After the main plot is resolved we get some nice character development for Peter as he receives his FBI clearance, giving him a reason aside from his father to stay for awhile. We also get another nice moment between father and son where Walter recalls a car accident that nearly killed them both, with Walter revealing that they had been saved by a hairless man. While on the surface this story might look like nothing more than a way to establish a past relationship between Walter and The Observer (this episode is the first time these bald men get that official title), but we’ll find out down the road that there’s much more to the accident than the elder Bishop is telling us.
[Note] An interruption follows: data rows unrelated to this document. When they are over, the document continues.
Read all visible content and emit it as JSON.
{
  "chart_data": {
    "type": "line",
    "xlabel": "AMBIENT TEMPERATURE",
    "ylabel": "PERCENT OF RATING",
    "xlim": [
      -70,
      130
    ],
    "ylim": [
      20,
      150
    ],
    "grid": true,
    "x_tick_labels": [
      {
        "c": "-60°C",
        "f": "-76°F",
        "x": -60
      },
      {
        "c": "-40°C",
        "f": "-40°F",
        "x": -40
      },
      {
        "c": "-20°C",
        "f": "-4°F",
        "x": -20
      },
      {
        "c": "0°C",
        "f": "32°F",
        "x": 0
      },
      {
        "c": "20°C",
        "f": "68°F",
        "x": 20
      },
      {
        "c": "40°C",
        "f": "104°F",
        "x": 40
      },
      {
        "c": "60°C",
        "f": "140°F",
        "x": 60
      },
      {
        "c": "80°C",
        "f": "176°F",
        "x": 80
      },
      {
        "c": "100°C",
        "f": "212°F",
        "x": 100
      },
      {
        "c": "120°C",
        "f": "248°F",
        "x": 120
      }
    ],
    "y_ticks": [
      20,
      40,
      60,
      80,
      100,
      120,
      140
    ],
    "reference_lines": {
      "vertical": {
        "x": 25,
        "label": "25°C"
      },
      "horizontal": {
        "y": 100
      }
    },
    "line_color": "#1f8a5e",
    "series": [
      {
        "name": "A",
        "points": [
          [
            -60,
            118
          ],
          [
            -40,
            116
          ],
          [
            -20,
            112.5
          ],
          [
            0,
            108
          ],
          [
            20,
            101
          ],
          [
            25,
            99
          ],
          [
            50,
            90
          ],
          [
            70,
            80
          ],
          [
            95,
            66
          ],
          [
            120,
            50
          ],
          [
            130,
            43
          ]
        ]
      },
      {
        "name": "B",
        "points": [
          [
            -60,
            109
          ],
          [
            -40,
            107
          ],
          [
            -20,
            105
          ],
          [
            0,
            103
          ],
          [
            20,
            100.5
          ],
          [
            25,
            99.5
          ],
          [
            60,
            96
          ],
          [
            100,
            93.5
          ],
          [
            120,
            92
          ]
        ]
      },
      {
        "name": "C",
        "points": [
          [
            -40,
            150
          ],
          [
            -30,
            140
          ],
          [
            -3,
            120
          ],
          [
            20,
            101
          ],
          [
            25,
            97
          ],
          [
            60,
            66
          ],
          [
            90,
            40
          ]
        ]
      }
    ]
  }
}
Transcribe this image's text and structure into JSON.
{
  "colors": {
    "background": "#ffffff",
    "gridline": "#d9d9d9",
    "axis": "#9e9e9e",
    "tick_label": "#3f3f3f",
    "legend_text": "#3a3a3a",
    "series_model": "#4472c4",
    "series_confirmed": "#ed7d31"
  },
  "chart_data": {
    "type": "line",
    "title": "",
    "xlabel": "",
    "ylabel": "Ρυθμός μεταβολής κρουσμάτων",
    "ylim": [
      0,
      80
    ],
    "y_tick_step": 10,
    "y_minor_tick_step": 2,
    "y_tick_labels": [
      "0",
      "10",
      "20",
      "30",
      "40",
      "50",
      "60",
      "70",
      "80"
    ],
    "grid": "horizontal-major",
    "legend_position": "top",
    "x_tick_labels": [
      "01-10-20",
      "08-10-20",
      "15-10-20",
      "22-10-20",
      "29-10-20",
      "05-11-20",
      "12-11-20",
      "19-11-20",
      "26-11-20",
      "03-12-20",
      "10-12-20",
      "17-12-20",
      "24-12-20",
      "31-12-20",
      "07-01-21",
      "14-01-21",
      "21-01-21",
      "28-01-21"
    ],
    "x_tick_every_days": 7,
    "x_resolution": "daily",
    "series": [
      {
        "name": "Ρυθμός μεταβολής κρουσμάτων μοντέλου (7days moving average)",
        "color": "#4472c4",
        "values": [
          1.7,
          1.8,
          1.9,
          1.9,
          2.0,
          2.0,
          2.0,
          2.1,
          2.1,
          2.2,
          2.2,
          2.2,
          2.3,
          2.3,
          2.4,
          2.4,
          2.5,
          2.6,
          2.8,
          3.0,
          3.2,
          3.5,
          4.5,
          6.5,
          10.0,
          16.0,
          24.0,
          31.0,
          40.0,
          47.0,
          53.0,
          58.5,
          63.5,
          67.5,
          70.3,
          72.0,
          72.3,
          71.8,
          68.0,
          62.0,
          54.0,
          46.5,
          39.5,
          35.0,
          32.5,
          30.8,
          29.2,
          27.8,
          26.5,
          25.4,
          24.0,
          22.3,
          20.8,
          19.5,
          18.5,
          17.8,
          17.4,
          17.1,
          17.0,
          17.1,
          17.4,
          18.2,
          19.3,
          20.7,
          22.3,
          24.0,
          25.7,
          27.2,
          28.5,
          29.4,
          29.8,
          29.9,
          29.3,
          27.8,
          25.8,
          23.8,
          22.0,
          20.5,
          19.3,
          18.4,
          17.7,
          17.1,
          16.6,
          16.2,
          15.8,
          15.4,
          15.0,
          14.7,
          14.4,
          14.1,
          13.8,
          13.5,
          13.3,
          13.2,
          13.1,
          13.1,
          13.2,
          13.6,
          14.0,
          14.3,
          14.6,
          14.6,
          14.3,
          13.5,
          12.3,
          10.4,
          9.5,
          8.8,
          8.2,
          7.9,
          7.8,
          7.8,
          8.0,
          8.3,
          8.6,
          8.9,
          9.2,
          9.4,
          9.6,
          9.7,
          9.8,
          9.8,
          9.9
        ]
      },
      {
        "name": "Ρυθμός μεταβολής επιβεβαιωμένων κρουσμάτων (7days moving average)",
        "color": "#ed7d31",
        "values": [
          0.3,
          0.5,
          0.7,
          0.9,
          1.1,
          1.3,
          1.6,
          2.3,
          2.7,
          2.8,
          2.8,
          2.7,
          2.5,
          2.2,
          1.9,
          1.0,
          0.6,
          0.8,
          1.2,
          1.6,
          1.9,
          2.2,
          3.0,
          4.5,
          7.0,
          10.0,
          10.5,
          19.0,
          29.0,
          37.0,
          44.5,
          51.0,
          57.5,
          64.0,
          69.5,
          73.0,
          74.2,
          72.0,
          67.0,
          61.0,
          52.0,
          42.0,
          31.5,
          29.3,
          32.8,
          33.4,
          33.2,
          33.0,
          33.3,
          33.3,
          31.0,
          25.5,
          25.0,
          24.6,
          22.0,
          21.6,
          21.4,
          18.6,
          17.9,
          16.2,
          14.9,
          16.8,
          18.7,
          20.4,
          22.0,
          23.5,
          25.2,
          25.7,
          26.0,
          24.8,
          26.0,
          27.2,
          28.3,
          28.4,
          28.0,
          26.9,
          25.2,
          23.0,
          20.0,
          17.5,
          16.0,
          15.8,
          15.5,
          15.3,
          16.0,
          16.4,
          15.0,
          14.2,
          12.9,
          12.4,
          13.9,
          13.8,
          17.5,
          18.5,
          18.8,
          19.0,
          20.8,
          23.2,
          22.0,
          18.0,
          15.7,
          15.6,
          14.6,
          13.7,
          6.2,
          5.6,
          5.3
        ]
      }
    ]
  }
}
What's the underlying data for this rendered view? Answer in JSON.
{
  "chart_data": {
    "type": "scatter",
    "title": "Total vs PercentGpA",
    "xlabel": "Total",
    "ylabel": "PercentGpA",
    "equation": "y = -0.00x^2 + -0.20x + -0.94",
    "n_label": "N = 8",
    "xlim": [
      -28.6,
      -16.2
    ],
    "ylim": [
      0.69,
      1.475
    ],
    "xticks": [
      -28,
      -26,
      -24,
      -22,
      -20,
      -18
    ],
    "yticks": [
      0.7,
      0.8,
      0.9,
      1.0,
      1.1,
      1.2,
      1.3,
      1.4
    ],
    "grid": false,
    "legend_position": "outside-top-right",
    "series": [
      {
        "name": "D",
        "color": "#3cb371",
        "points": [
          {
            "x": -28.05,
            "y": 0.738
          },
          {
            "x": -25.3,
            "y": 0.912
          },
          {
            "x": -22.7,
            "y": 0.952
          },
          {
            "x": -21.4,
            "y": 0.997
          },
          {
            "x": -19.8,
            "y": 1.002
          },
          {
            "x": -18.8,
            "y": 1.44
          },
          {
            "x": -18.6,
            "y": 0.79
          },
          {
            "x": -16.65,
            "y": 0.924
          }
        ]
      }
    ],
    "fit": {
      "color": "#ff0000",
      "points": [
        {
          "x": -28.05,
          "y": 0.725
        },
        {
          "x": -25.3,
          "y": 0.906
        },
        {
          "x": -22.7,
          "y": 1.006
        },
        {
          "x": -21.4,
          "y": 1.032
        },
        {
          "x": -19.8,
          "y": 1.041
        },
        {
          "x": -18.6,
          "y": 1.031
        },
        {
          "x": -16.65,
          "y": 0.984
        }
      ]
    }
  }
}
While “The Arrival” might seem like the first time an Observer has shown up on Fringe, eagle-eyed viewers will have caught a glimpse of them already. They have appeared in every episode up to this point, but only as background characters. I caught an Observer in last week’s “The Ghost Network” but didn’t notice them in either of the first two episodes. Their role in this story is about to get much bigger, up to this point they’ve been little more than Easter eggs but that’s all about to change.
The episode ends with a cliffhanger as Olivia finds herself visited by her former lover John Scott, who was presumed dead after the events of the pilot. Unlike LOST and Battlestar Galactica enough time has passed since I last watched Fringe that I honestly can’t remember how all this is going to play out!